Le plus important virage de la politique familiale n’est pas le plus commenté. On parle très souvent du passage d’une politique familiale vers une politique sociale, avec les mises sous conditions de ressources de certaines prestations ou encore les abaissements du plafond du quotient familial. Ces sujets, à nouveau discutés avec les récentes annonces gouvernementales, masquent une transformation bien plus importante. En raison de l’extension de l’activité féminine et souvent pour l’encourager, les principales nouvelles mesures en faveur des familles ont consisté, depuis les années 1970, en interventions visant la petite enfance.
Les courbes des dépenses sont claires. Avant le milieu des années 1980, la branche Famille ne dépensait rien, ou presque, pour l’accueil du jeune enfant (i.e âgé de moins de trois ans). Depuis lors, les innovations et créations ont très largement porté sur ce dossier. Depuis 2010, la branche Famille dépense plus en matière d’accueil du jeune enfant qu’en allocations familiales. Et les collectivités territoriales s’impliquent considérablement, en lien avec les caisses d’allocations familiales (CAF). L’ensemble, cependant, demeure insatisfaisant. Ne serait-ce que parce qu’il manque un nombre considérable de places.
Dans tous les débats très contemporains sur le quotient familial et les allocations familiales, on oublie, en partie, l’essentiel. Cette réduction d’impôt et cette prestation dite d’« entretien » (car elle vient couvrir ou compenser une partie du coût des enfants) ne correspondent plus à la priorité des politiques familiales. Celles-ci, de plus en plus, visent non pas uniquement à « compenser » la charge d’enfant, mais à permettre aux parents une meilleure conciliation entre vie familiale et vie professionnelle.

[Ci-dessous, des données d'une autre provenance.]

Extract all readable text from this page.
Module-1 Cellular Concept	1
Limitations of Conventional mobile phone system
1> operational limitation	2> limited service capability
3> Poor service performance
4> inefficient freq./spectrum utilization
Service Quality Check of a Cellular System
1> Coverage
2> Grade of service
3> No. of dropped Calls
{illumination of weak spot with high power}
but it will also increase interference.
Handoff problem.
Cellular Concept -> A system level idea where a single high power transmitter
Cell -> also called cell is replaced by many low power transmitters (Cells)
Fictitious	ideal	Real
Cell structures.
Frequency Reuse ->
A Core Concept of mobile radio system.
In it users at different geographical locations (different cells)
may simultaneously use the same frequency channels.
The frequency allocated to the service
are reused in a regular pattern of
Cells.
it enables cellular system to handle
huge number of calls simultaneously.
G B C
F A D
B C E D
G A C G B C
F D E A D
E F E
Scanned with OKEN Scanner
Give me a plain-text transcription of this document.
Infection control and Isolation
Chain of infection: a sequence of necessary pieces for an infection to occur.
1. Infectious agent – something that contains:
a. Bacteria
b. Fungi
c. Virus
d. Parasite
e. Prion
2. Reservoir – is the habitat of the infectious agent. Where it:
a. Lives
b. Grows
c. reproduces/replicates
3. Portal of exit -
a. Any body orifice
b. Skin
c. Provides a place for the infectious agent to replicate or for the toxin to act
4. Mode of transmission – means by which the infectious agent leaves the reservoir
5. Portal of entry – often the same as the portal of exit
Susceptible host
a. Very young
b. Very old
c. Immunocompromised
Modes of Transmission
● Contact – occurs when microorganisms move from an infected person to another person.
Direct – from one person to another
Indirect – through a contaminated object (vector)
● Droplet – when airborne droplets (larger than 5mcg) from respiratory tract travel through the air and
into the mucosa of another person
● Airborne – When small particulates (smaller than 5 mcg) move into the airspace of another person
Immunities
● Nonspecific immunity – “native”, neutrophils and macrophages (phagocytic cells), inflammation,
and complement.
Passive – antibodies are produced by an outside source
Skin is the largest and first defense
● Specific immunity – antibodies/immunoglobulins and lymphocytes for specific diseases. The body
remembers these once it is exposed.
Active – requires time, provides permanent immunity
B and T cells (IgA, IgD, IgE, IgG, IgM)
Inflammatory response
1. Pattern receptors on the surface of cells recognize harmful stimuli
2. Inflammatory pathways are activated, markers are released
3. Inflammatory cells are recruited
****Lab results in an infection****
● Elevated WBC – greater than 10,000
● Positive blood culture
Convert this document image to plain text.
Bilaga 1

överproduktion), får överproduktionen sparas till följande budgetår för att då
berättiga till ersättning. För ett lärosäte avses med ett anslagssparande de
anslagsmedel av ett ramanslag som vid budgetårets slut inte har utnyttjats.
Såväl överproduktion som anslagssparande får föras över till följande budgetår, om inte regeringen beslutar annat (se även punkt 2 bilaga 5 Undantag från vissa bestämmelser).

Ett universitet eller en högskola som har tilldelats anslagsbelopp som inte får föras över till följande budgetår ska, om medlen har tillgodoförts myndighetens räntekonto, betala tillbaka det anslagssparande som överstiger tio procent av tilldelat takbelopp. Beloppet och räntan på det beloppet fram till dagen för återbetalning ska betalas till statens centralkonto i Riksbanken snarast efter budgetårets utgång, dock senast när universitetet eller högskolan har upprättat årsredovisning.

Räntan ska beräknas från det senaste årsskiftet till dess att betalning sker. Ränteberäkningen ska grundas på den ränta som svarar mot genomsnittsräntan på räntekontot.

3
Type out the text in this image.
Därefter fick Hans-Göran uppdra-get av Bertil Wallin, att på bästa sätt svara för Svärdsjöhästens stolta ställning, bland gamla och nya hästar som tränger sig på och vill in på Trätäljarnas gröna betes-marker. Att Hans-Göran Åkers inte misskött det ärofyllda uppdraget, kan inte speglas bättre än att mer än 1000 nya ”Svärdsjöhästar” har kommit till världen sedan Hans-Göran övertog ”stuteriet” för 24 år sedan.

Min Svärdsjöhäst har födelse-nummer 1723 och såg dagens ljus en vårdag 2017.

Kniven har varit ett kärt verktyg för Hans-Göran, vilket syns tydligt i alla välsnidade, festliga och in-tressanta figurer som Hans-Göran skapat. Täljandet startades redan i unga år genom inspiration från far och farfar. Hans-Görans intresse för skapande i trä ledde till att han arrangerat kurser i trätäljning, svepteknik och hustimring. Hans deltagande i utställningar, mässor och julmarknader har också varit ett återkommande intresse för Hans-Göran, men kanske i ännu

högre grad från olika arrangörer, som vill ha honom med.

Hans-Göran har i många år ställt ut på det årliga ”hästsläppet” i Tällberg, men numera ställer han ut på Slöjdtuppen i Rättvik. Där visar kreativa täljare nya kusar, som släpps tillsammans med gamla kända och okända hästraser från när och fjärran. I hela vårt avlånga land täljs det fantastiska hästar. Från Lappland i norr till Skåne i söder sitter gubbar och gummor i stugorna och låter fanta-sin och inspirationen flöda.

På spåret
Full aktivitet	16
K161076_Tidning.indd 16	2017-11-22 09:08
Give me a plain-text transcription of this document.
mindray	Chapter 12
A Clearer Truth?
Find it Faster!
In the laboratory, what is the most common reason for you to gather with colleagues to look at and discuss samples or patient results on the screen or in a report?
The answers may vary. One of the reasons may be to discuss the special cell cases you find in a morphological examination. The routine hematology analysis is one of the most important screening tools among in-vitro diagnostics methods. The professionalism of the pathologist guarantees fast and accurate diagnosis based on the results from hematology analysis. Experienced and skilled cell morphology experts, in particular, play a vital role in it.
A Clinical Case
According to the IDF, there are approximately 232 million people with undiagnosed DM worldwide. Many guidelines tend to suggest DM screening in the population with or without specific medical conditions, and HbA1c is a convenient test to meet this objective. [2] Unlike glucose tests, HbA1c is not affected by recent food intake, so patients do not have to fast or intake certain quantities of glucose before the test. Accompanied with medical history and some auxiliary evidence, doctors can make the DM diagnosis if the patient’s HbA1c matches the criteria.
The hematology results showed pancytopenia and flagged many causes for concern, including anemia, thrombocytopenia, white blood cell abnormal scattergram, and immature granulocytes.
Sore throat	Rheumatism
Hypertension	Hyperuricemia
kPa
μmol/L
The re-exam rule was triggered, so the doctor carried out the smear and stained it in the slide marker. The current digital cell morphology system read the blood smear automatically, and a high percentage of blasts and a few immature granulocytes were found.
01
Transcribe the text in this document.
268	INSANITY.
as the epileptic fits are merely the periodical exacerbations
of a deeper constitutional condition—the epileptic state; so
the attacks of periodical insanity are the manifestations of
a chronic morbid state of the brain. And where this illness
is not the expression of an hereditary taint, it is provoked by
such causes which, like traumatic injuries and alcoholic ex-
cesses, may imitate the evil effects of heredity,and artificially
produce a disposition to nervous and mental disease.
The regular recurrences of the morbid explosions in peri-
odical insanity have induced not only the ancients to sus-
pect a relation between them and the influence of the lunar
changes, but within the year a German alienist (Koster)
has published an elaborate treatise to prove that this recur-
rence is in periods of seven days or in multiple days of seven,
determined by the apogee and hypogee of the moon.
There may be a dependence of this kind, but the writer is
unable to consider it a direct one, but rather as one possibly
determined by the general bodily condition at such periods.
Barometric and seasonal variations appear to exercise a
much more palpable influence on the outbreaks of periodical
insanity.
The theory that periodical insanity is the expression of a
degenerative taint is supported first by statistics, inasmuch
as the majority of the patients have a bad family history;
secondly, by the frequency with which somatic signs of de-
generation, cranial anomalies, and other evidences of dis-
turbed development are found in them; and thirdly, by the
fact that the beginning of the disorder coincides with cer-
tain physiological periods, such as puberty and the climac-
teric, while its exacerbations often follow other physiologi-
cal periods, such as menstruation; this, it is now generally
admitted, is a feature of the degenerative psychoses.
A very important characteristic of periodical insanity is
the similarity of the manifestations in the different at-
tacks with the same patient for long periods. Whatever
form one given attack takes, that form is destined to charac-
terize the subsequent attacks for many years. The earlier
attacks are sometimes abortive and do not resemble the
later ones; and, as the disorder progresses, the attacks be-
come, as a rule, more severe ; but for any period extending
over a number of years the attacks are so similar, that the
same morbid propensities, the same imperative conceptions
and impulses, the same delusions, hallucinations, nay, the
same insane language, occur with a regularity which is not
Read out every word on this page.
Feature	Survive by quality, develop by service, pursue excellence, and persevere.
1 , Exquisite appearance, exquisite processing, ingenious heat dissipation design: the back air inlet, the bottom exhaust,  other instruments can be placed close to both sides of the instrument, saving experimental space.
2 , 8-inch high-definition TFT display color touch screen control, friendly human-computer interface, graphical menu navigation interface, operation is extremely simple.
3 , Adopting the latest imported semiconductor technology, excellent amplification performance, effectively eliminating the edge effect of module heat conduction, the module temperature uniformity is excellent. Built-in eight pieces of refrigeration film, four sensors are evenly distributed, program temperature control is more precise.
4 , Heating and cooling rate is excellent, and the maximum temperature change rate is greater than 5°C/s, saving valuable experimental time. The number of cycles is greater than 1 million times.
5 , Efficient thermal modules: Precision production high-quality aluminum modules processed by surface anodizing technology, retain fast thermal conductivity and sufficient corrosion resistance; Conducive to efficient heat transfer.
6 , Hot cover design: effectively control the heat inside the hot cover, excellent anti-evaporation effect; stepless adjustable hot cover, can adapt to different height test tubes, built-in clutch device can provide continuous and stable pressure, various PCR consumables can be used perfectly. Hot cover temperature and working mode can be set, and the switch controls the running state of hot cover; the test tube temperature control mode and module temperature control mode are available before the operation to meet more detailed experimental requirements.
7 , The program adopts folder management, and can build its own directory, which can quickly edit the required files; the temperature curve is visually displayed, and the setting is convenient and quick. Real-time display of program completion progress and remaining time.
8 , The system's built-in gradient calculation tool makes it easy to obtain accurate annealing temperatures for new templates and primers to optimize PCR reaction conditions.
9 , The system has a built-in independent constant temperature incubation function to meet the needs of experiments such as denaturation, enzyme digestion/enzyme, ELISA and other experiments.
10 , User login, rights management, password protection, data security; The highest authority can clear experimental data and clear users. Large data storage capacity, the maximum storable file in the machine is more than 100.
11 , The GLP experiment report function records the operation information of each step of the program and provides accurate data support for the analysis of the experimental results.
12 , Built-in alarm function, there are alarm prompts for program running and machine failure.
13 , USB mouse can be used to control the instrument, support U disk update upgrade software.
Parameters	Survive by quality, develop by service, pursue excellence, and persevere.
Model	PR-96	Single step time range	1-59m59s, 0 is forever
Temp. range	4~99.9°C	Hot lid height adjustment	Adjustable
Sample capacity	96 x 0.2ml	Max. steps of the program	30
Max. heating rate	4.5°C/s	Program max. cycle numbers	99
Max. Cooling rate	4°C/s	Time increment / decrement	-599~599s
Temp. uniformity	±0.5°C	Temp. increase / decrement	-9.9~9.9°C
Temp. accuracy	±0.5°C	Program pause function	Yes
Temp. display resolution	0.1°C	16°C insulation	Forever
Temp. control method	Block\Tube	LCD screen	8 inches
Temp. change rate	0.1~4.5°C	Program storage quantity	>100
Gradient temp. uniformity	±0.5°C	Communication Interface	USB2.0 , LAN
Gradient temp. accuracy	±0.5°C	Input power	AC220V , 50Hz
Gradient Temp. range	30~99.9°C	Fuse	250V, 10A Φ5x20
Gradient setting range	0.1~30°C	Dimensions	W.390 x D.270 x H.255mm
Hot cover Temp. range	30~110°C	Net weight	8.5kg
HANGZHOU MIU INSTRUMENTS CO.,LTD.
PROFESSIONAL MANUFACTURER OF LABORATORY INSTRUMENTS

Dépenses pour les allocations familiales et pour l’accueil du jeune enfant (en milliards d’euros)
Source : Caisse nationale d’allocations familiales.
Le sujet important pour la politique familiale n’est donc pas de savoir comment rogner et bricoler avec les paramètres du système en place, mais de résolument investir afin que tous les parents et tous les enfants puissent bénéficier de services de qualité. En matière de petite enfance, deux projets, largement convergents, sont ponctuellement évoqués. Il s’agirait d’aller vers un « service public de la petite enfance » ou bien vers un « droit opposable à un mode de garde ». Dans les deux cas, le principe, inspiré des politiques des pays scandinaves, serait de proposer à tous les enfants de moins de trois ans, une solution d’accueil. Pour la France, aller vers une telle réorganisation (service public et / ou droit opposable), suppose une refonte générale de la gouvernance de la politique familiale française. Ce qui n’est pas à l’ordre du jour. On préfère souvent raboter et complexifier (ce qu’incarnent les décisions récentes), plutôt que simplifier et réaffecter (ce qu’incarnerait une visée stratégique claire).